Stocks of light distillates, predominantly gasoline and naphtha, fell on the week by 1.393 million barrels, or 20.5%, to 5.394 million barrels. It was the largest weekly drop in terms of volume, and the second largest as a percentage, since S&P Global Platts started tracking Fujairah stock data in early January.
Trading sources cited naphtha volumes headed for Asia as the main driver for the draw. Naphtha demand in Asia is rising on higher petrochemical margins. The fourth quarter is typically the peak period for Asian naphtha demand, which should result in an increasing draw on Middle East supply to Asia.
Chart Attribute: Fujairah Weekly Oil Inventory Data (Jan 9-Aug 21, 2017) / Source: The Gulf Intelligence
HARVEY GOES GLOBAL
However, tighter global gasoline supplies in the wake of Hurricane Harvey may also already be having an impact on light distillate stocks as far away as the Middle East, including at Fujairah, which during the past few years has become a major oil products storage hub for the region.
Hurricane Harvey downgraded to a tropical storm since making a landing near Corpus Christie, Texas, has lingered for days in the Houston region, bringing catastrophic floods and causing many refineries on the U.S. Gulf Coast to shut, either as a direct result of flooding or due to safety concerns. US gasoline and middle distillate supplies, and exports have consequently fallen sharply and it is still unclear when refinery operations will return to normal.
Currently, gasoline is seeing some tightness globally across all major regions. Robust demand from India and the Middle East is continuing to pull gasoline from Europe, the more so in the Middle East, where the region's biggest refinery, Abu Dhabi's 800,000 b/d Ruwais refinery, is undergoing major repairs, expected to last until 2019, after a January fire severely damaged a residual fluid catalytic cracking unit. That has reduced the refinery's yields of light and middle distillates. Demand from Indonesia, the Philippines, and Vietnam are drawing down gasoline stocks in Asia.
In this environment, the aftermath of Hurricane Harvey could mean European gasoline drawn across the Atlantic to meet shortfalls in the US, reducing European volumes available for export to the Middle East.The result could be a further draw on gasoline stocks at Fujairah and elsewhere in the region, where gasoline demand is due to start a seasonal increase as sweltering summer temperatures recede to levels more conducive to outdoor activity.
Bullish sentiment in the region's gasoline market is already evident in the backwardation of first/second month time spreads for Arab Gulf gasoline 95 swaps to $1.88/b, the highest so far this year.
SUPPLY DISRUPTIONS
Fujairah stocks of middle distillates also fell on the week ending August 28 by 39,000 barrels, or 1.2%, to an 11-week low of 3.148 million barrels. The hurricane-related supply disruptions to US distillate exports might mean more diesel, gasoil, and jet fuel moving West of Suez.
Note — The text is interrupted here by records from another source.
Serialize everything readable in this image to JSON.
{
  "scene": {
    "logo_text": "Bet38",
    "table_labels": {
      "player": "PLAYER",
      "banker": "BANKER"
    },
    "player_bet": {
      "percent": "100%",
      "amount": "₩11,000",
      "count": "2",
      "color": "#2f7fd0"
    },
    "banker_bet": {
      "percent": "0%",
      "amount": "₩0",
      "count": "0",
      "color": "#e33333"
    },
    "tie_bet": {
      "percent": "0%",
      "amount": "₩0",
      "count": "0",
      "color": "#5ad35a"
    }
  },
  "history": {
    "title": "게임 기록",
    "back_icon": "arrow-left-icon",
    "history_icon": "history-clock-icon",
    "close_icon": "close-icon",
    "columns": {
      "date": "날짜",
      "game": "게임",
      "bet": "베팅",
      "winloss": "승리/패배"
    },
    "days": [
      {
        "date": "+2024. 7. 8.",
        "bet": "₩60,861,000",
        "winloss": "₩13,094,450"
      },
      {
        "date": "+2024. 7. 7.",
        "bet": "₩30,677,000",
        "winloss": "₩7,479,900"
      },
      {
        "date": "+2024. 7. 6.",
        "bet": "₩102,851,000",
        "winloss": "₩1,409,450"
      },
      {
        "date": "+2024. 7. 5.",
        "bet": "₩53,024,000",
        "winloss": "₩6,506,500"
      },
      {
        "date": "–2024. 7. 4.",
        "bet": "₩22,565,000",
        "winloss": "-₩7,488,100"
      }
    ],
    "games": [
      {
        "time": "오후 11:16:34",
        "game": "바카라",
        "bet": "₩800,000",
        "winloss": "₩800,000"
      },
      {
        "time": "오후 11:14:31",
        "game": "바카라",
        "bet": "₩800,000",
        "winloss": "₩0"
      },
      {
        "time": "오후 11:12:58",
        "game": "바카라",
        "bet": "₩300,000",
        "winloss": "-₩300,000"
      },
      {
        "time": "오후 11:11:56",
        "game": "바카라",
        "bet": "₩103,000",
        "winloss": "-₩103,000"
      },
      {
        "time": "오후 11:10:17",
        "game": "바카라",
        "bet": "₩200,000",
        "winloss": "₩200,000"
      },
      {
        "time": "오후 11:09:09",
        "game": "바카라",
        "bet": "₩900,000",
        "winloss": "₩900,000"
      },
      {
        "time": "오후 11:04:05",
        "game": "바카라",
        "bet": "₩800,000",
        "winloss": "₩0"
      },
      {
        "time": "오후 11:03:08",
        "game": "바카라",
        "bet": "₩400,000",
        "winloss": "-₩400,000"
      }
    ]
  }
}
The stream of distillate cargoes from the US Gulf Coast to the Mediterranean and Northwest Europe has all but halted in the past eight days as the storm forced the closure of US Gulf Coast terminals and ports, as well as refineries. In addition, European middle distillate stocks are low due to increased summer demand.
Fujairah's stock of heavy distillates and residues totaled 10.787 million barrels on August 28, edging up 76,000 barrels or 0.7% on the week. Demand for bunker fuel in both Fujairah and Singapore has been healthy over the past week. Fujairah 380 CST delivered bunker fuel continued to be priced at a premium of about $1/mt over Singapore, down from $2-$3/mt the previous week.
The first/second month time spread for Arab Gulf 180 CST high sulfur fuel oil swaps was pegged at a seven-week high backwardation of $1/mt, with a possible shortfall in US fuel oil exports due to the hurricane seen as a key supporting factor.
At the same time, fuel-oil demand in the Middle East has been more robust than usual this summer because Saudi Arabia has been substituting fuel oil for part of the crude it burns at its power stations in summer to support peak demand for electricity to run air-conditioning. The kingdom does not have
enough gas to meet peak summer demand from its predominantly thermal power plants while also supplying increasing direct demand for gas from its industrial and petroleum sectors.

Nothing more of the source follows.